Milwaukee. Trois compagnons d'infortune promènent leurs instruments acoustiques dans quelques coupe-gorges sordides de ces banlieues ouvrières à moitié vides des bords du Lac Michigan.
Les temps sont durs pour le trio du Wisconsin. L'ambiance est tristoune dans ces grands ensembles industriels, les ouvriers viennent écluser quelques bières les yeux perdus au fond de leur verre et ne prêtent guère attention aux trois amis.
Mais ce soir là entre les bris de verres d'une quelconque bagarre d'ivrognes et les vapeurs jaunâtres du grill à burger trop gras, un homme repère le potentiel de ce curieux trio. Ce trio, navigant étrangement entre les styles et ne tombant jamais dans un seul, titille l'oreille d'un certain James Honeyman-Scott, guitariste des Pretenders de son état.
Honeyman-Scott propose aux trois amis de monter avec lui et ses Prentenders sur la scène de l' Oriental Theatre.
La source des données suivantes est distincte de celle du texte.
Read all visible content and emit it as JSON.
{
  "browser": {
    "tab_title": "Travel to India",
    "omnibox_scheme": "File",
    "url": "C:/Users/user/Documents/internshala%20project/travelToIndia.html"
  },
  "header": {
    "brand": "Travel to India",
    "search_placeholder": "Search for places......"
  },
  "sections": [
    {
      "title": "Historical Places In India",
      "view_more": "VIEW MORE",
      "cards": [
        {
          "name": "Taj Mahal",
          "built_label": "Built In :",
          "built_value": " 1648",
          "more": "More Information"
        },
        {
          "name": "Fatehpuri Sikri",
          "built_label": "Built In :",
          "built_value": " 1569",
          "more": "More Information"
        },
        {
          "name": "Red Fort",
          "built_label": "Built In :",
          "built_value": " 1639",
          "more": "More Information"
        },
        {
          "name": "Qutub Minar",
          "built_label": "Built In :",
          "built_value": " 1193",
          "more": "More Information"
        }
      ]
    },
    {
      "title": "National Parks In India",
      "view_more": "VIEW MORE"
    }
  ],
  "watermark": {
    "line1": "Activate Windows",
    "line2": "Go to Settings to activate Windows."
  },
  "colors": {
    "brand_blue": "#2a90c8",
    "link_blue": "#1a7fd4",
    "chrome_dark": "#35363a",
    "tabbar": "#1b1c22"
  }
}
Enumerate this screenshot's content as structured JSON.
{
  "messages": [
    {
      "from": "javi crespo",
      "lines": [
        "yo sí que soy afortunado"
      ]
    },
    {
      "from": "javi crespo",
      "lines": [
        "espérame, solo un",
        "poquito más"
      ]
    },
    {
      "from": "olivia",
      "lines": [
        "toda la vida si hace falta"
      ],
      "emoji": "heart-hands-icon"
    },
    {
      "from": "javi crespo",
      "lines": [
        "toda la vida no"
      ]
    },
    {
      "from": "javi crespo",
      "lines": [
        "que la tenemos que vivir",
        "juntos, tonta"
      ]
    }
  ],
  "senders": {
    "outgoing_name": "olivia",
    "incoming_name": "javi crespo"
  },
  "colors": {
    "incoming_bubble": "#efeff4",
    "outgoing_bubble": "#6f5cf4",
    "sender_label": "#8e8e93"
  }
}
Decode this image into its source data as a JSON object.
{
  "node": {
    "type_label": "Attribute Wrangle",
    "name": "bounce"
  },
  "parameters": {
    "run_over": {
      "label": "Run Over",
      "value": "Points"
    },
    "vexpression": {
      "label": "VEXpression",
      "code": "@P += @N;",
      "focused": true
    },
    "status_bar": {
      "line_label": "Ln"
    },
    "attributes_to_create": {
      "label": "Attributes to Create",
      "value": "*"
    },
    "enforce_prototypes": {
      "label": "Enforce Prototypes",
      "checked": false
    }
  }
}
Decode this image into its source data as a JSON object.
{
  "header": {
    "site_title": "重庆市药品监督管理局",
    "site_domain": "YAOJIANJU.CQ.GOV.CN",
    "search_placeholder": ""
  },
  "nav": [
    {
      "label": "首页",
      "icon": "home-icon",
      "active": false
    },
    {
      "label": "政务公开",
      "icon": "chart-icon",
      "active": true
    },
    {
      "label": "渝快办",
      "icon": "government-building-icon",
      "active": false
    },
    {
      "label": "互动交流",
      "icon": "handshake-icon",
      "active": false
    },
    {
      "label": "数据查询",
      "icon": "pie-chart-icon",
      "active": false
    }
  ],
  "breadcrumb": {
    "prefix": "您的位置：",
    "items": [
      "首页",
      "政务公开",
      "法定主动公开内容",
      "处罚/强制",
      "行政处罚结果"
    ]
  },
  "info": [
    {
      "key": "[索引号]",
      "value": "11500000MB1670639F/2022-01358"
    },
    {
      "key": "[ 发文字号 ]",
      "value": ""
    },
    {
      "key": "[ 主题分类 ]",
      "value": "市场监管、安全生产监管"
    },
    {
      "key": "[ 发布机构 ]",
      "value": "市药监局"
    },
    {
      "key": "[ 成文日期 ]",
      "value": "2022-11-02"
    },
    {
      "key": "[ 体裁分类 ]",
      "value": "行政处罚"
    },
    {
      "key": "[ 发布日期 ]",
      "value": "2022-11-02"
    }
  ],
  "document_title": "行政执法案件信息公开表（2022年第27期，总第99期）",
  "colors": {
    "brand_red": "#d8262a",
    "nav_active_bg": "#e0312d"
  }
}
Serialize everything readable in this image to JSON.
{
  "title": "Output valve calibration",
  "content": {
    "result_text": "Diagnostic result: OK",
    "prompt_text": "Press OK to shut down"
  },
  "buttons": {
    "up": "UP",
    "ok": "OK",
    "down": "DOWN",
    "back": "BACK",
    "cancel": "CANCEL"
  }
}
Les Violent Femmes viennent de naître.
le premier album éponyme sort et crée la surprise dans le petit monde du Néo-Folk.
Gordon Gano (guitare, violon, chant), Brian Ritchie (guitare basse électrique, guitare basse acoustique, xylophone, chant) et Victor DeLorenzo (batterie, tranceaphone, chant) rentrent avec fracas et talent dans le monde du disque.
Un premier album insaisissable, brassant styles et rythmes, choisissant de débrancher les instruments, "acoustisant" le Punk et agressant la Folk. Les Violent Femmes frappent un grand coup avec cet album caressant les oreilles des néo-Folkeux ravis de voir leur musique resurgir de terre pleine de sève et les Punks heureux de voir que leur mouvement en bout de course bande encore un peu.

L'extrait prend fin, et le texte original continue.